If I take the length of a string containing a character outside the 7-bit ASCII table, I get different results on Windows and Linux:
Windows: strlen("ö") = 1
Linux: strlen("ö") = 2
On a Windows machine the string is obviously encoded in the "extended" ascii format as 0xF6
, whereas on a Linux machine it gets encoded in UTF-8 with 0xC3 0x96
, which gives the length of 2 characters.
Question:
Why does a C string gets differently encoded on a Windows and a Linux machine?
The question came up in a discussion I had with a fellow forum member on Code Review (see this thread).
First, this is not a Windows/Linux (Operating Systems) issue, but a compiler one as compilers exist on Windows that encode like gcc (common on Linux).
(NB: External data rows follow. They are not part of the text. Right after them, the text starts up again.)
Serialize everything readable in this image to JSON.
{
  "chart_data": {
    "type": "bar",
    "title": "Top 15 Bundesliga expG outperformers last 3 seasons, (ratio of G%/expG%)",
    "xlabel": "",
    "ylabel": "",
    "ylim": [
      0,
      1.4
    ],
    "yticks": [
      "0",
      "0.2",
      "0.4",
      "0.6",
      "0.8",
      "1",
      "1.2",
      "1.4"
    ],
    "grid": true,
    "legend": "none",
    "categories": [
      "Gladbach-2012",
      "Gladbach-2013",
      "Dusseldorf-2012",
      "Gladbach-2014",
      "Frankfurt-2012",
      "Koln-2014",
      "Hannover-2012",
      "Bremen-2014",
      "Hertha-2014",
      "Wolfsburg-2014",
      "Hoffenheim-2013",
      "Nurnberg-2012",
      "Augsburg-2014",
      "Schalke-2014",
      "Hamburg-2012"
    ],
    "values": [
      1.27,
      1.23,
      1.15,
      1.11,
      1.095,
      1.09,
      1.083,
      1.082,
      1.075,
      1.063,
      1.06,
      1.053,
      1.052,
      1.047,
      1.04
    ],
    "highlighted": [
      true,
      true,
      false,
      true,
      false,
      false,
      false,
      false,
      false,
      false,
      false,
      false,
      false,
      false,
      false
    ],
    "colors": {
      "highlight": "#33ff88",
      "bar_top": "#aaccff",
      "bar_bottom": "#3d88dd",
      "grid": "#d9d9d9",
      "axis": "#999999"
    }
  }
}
This is allowed by C and the two compiler makers have charted different implementations per their own programing goals, MS using CP-1252 and Linux using Unicode. @Danh. MS's selection pre-dates Unicode. Not surprising that various compilers makers employ different solutions.
"ö"
is encoded per the compiler's source character extended characters.I suspect MS is focused on maintaining their code base and encourages other languages. Linux is simply an earlier adapter of Unicode into C, even though MS has been an early Unicode influencer.
As Unicode support grows, I expect that to be the solution of the future.